Why can I not to readdress pointer within an outer function in C++?

Question

I have a simple code:

void function1(int* A);
void function2(int* A);

int main(int argc, char* argv[]) {

    int* A = new int[4];
    // Readdressed into function1: A[0] is preserved
    A[0] = 21;
    function1(A);
    cout << "\nA[0] is: " << A[0];
    // Result A[0] = 21

    // Is not readdressed into function2: A[0] is not preserved
    A[0] = 21;
    function2(A);
    cout << "\nA[0] is: " << A[0];
    // Result A[0] = 23

    return 0;
}

void function1(int* A) {
    A = new int[4];
    A[0] = 23;
}
void function2(int* A) {
    A[0] = 23;
}

Output:

In the case of function1 output A[0] is 21

In the case of function2 output A[0] is 23

Question: Why does A-pointer not get (In the first case) an address to a new allocated memory cells where A[0] is 23, and preserve an address where A[0] is 21 instead ?

Answer 1

Unless you pass a reference, parameters are passed by value. Pointers are no different.

void function1(int* A) {
    A = new int[4];
    A[0] = 23;
}
void function2(int* A) {
    A[0] = 23;
}

function1 assigns a new value to A. However, A is a local variable in function1. Assining 23 to the first element of that new array, does not affect the array A was originally pointing to.

function2 gets A passed by value as well.

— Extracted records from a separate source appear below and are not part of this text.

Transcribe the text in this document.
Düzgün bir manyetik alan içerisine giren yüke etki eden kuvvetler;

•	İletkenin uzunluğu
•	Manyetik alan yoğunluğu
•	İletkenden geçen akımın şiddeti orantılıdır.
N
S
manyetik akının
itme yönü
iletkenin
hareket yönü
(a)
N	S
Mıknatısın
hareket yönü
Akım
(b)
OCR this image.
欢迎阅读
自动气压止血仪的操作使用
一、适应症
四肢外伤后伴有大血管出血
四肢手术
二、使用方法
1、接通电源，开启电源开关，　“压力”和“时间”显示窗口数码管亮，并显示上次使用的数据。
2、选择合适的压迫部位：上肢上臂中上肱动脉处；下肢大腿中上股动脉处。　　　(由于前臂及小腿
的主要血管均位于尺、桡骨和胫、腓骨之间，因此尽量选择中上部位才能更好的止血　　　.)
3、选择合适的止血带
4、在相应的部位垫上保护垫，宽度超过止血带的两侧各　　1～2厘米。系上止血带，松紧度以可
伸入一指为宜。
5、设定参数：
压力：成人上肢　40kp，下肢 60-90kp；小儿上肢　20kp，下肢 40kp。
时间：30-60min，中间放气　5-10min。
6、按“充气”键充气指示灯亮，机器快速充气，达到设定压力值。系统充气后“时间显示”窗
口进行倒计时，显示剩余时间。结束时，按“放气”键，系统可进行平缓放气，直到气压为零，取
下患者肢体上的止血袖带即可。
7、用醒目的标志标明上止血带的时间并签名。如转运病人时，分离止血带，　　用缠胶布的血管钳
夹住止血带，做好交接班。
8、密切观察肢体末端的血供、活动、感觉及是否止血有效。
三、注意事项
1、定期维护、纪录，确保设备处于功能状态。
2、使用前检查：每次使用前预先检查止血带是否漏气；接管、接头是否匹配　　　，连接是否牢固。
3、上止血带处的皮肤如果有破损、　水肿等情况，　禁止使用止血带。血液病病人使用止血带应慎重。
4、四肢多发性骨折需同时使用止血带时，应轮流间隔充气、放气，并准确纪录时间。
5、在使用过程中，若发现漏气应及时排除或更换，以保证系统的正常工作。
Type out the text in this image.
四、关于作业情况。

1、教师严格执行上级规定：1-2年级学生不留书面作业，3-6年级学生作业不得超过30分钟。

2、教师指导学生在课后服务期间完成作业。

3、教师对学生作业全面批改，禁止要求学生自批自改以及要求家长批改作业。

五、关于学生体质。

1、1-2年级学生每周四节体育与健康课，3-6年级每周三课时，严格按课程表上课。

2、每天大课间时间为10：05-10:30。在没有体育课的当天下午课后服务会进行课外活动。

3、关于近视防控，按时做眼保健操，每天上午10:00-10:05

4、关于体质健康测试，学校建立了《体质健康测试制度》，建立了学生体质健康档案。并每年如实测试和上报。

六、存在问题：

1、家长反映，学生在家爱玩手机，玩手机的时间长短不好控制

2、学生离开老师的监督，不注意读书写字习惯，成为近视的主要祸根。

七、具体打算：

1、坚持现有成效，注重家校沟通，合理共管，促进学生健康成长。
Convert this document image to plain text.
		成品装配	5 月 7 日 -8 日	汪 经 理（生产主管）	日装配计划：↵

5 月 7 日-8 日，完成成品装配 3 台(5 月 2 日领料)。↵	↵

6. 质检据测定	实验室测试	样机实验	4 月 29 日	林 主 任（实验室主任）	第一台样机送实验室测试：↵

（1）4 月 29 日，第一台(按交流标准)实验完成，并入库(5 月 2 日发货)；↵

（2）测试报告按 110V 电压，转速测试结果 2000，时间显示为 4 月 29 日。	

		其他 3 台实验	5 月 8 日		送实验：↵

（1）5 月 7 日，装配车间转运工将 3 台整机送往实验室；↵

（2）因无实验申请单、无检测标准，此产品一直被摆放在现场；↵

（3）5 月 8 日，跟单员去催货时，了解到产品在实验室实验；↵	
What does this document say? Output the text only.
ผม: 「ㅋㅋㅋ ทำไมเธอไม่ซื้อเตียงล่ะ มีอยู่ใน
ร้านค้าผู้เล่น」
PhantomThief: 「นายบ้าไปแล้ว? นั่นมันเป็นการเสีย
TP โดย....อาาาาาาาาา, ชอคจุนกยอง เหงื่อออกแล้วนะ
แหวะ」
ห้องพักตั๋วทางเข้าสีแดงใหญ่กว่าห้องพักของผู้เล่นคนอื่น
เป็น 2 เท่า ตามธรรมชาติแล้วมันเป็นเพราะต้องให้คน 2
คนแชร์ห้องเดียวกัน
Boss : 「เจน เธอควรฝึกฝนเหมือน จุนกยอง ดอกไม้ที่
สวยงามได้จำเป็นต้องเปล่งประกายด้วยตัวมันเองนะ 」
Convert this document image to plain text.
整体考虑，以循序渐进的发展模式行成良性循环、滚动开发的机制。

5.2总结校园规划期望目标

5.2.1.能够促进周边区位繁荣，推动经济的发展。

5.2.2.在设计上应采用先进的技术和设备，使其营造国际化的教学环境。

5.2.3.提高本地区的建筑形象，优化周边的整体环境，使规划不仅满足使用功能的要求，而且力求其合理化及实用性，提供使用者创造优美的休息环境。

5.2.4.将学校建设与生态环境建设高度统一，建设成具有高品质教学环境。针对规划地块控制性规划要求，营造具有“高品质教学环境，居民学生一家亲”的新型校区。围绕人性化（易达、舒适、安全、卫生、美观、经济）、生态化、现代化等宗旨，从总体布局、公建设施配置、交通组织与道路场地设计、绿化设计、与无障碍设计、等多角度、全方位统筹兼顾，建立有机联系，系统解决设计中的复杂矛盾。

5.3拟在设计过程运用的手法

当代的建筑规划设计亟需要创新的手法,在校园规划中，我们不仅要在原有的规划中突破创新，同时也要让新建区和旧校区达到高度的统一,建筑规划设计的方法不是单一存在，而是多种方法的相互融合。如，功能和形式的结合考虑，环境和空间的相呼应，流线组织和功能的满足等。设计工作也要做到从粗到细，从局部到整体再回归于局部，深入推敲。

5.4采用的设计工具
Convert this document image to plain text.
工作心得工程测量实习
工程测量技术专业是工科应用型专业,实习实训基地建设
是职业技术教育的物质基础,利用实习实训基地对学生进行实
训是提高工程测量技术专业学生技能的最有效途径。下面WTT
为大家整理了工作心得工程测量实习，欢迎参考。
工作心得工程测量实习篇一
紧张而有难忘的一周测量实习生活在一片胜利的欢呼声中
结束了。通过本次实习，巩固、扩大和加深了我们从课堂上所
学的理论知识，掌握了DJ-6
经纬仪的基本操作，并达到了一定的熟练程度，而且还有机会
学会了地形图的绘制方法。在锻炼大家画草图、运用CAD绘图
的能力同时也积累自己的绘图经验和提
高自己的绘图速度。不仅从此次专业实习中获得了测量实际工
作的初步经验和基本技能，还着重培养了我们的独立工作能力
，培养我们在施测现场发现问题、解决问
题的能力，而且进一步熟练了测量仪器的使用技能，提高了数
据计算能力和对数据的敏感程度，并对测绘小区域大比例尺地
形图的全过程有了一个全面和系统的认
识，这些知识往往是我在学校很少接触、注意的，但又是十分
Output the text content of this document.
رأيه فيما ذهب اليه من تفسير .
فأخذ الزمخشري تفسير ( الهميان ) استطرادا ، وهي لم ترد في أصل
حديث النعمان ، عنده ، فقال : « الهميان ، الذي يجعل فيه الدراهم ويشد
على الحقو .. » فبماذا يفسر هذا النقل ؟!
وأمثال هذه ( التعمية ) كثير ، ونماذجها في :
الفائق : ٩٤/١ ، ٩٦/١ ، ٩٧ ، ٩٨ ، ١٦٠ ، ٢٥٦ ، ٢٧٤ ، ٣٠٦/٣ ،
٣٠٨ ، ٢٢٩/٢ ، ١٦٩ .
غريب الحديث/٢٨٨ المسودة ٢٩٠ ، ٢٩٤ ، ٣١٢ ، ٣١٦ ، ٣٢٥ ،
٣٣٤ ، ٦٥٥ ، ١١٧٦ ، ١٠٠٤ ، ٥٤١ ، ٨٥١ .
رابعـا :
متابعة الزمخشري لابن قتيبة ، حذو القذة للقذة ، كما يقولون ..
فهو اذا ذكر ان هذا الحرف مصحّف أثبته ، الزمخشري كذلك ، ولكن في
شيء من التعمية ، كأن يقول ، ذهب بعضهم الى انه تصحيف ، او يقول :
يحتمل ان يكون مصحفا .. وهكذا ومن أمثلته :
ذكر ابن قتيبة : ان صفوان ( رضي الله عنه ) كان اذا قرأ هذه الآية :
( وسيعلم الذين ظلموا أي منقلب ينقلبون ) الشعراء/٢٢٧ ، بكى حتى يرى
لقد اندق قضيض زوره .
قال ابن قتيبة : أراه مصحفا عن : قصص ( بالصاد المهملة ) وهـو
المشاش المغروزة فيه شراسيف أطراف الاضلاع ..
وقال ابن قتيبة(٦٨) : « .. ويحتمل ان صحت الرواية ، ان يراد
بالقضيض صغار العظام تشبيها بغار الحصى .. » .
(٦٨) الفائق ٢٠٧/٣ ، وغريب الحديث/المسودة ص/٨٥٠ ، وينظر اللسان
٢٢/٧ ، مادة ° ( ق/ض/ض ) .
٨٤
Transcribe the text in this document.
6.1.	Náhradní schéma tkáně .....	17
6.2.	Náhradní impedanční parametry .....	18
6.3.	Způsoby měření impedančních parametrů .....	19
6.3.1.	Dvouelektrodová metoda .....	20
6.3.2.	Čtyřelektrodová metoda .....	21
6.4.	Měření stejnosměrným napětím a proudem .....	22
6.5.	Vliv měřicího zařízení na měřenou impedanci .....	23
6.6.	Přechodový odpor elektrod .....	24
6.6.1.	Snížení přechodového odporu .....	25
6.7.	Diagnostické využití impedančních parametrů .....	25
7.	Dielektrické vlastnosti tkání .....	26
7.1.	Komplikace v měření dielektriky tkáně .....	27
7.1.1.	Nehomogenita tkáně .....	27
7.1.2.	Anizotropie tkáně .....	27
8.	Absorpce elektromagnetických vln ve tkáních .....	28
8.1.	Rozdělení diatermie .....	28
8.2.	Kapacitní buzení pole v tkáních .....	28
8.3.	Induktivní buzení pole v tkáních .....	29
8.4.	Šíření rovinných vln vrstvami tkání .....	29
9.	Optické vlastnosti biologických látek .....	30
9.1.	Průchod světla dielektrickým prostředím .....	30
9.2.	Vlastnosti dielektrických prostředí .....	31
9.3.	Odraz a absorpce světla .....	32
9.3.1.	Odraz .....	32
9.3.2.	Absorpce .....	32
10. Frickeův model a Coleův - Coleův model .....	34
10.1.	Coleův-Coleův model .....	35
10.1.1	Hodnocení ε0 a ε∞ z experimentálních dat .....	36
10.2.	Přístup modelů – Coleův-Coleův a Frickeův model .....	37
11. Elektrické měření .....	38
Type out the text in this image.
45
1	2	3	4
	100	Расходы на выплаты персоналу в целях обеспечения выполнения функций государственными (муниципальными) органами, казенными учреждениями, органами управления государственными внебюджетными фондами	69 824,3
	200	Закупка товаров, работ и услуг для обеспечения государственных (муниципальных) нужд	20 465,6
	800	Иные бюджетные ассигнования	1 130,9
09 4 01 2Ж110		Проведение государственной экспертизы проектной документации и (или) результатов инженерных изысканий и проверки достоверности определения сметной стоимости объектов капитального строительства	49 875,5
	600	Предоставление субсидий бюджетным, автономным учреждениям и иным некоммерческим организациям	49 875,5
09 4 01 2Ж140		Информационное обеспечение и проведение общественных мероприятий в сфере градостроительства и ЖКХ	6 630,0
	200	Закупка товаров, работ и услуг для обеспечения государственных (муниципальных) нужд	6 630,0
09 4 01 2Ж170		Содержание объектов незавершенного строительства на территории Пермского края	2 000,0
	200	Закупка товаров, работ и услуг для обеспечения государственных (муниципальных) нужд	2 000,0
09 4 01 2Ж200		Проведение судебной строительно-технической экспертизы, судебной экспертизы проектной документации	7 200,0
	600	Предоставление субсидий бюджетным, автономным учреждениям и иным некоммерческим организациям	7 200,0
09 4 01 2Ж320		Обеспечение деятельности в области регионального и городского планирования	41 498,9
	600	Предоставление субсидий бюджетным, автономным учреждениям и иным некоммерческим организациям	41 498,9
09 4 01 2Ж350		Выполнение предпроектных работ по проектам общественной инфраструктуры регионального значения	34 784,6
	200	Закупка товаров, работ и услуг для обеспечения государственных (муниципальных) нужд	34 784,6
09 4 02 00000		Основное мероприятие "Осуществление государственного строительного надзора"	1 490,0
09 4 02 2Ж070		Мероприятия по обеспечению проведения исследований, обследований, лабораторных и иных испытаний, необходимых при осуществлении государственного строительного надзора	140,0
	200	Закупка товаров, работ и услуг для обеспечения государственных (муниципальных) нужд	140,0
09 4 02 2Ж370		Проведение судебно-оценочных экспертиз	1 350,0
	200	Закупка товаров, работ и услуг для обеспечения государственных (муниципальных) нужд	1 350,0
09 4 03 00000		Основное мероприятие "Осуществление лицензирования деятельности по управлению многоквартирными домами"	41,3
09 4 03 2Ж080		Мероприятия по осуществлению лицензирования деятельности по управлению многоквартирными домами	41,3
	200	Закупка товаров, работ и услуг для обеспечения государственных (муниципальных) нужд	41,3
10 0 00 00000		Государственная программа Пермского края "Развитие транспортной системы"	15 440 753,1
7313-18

Though, it does not attempt to modify A. It just uses A to write 23 at the adress pointed to by A.

---

Consider this example which is similar to your function1:

#include <iostream>


int a,b = 0;

void function1(int* p) {
    p = &b;
    *p = 42;
}

int main() {
    std::cout << a << b << "\n";
    int* ptr = &a;
    function1(ptr);
    std::cout << a << b << *ptr << "\n";
}

Output is

00 
0420

because after calling function1 ptr in main still points to a. The p = &b; in function1 only affects p which is local to function1.